La Filière Béton veut contribuer davantage à l’économie circulaire pour 2025-2030 et se dit prête à signer avec le Gouvernement un « engagement de croissance verte ».? L’idée est de fixer des garanties relatives à la construction et à la déconstruction des ouvrages, pour faciliter le recyclage et la valorisation des déchets, en rendant obligatoire l’allotissement de la gestion des déchets, dans la commande publique, dans un premier temps, et privée, par la suite. Elle veut aussi aider à structurer la filière de la déconstruction sélective.?
Le Onze, une résidence vertueuse
Construire à faible empreinte carbone, au même prix, avec un béton plus performant ? C’est déjà possible et c’est le pari que s’est lancé Pierres et Territoires, un promoteur d’Eure et Loir lié au Réseau Procivis, en construisant un immeuble de 4 étages (12 logements).
Les principes de l’économie circulaire ont été intégrés très en amont dans une démarche collaborative, avec l’ensemble des acteurs. Le projet entre dans la démarche expérimentale E+C- (le niveau visé est E2C1). Il a aussi prévu d’anticiper une rénovation lourde à 50 ans et une approche de la déconstruction par affectations à 100 ans.

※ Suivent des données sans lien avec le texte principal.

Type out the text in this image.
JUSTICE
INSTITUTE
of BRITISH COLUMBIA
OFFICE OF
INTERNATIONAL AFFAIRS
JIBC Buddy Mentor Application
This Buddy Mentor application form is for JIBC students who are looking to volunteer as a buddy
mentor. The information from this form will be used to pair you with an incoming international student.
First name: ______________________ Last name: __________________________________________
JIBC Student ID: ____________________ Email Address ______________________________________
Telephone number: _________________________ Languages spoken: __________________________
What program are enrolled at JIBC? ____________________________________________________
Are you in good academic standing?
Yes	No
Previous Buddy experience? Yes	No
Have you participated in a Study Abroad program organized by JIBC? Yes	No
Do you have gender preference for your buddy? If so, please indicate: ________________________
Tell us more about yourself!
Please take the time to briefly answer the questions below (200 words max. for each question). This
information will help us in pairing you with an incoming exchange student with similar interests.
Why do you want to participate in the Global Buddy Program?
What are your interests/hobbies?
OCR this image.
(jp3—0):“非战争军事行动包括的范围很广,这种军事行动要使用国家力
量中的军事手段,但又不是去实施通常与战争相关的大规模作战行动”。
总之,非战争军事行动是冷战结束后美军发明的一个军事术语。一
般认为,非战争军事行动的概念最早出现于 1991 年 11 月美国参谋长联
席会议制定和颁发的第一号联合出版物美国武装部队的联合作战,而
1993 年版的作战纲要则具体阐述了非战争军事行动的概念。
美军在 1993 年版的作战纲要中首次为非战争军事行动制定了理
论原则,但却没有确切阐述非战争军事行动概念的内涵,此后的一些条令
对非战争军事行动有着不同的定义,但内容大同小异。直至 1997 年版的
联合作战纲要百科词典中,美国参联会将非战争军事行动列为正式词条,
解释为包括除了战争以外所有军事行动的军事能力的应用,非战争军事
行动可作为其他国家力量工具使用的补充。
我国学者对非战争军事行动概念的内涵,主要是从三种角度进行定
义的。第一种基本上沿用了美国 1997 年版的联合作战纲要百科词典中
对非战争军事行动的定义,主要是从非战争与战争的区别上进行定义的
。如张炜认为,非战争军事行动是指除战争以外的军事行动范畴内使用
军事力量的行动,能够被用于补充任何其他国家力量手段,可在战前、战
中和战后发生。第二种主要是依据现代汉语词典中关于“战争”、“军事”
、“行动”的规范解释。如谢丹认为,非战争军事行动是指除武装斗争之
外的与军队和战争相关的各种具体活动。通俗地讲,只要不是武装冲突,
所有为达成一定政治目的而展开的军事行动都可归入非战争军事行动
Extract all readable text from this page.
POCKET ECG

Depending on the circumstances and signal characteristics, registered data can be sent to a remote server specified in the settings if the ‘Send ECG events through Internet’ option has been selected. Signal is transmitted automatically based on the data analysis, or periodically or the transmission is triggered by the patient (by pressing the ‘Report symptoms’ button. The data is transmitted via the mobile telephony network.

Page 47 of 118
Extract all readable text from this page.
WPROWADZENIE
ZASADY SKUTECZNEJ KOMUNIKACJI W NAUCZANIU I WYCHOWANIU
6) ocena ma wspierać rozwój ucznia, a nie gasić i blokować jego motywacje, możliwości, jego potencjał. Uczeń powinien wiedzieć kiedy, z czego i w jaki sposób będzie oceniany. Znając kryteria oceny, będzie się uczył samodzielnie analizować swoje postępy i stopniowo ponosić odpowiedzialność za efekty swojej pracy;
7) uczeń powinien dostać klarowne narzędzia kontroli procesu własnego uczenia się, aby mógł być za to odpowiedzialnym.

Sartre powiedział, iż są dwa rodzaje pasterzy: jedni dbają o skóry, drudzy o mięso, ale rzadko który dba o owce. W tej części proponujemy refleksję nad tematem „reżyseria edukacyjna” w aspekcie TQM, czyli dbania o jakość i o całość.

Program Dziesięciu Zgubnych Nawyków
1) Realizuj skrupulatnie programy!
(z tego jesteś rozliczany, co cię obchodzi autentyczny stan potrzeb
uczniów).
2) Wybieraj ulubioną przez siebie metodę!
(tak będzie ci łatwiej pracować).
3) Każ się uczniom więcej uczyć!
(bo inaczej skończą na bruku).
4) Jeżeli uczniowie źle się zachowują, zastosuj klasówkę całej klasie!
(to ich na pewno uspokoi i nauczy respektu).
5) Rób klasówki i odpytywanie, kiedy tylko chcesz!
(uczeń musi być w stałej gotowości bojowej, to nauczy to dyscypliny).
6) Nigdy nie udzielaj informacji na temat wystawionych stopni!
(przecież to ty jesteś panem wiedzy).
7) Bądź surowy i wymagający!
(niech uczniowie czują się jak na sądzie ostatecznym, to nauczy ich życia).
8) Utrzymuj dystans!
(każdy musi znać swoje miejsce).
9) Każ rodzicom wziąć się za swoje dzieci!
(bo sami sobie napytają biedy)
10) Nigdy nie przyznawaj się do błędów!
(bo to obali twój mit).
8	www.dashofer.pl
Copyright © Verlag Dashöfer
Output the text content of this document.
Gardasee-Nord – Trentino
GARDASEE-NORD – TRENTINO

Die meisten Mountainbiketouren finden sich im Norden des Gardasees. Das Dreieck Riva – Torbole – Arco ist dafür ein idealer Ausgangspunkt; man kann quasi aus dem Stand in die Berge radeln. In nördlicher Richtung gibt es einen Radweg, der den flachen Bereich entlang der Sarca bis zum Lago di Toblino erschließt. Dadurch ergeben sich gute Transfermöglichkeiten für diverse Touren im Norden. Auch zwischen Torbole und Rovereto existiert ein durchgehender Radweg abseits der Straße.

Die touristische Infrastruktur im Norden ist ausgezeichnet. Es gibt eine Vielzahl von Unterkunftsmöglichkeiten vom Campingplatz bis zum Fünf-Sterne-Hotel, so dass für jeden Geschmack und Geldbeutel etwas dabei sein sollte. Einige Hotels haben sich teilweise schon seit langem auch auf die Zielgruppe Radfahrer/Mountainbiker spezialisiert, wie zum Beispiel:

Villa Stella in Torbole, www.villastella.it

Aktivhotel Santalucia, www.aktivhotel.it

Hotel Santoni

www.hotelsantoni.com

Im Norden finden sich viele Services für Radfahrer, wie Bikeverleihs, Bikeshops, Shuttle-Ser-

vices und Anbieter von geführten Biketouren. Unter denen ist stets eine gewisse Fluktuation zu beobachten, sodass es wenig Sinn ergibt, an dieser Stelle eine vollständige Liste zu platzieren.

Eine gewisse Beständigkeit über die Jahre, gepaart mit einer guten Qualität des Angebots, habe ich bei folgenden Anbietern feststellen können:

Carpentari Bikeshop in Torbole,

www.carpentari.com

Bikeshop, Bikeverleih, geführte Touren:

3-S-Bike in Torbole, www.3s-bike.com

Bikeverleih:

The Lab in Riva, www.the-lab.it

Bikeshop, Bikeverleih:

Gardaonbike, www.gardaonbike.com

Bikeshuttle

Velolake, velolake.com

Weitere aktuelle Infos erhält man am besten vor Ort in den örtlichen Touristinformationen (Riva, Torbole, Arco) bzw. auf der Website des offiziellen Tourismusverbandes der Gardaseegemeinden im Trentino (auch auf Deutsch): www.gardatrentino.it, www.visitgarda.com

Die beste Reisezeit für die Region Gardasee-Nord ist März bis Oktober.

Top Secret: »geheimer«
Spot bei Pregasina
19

Construit par des entreprises locales, le bâtiment intègre des granulats de bétons issus de déconstructions à Chartres même et conditionnés à 10 km (entreprise Granudem). Le chantier est approvisionné en circuit court, en béton prêt-à-l’emploi et autres solutions préfabriquées (Prémurs et escaliers en béton). La livraison est prévue en mars 2020.
Patricia Festivi, PDG de Pierres et Territoires. Le promoteur s'est lancé dans la construction d'un immeuble de 4 étages avec des granulats de bétons issus de déconstructions.
Du béton recyclé pour Orange
Pour construire l’extension du siège régional d’Orange à Lyon, deux bâtiments de 8 étages avec deux niveaux de sous-sol, Eiffage Construction a utilisé près de 11 000 m3 de bétons recyclés livrés par LafargeHolcim ; soit 60 % des bétons utilisés pour le chantier.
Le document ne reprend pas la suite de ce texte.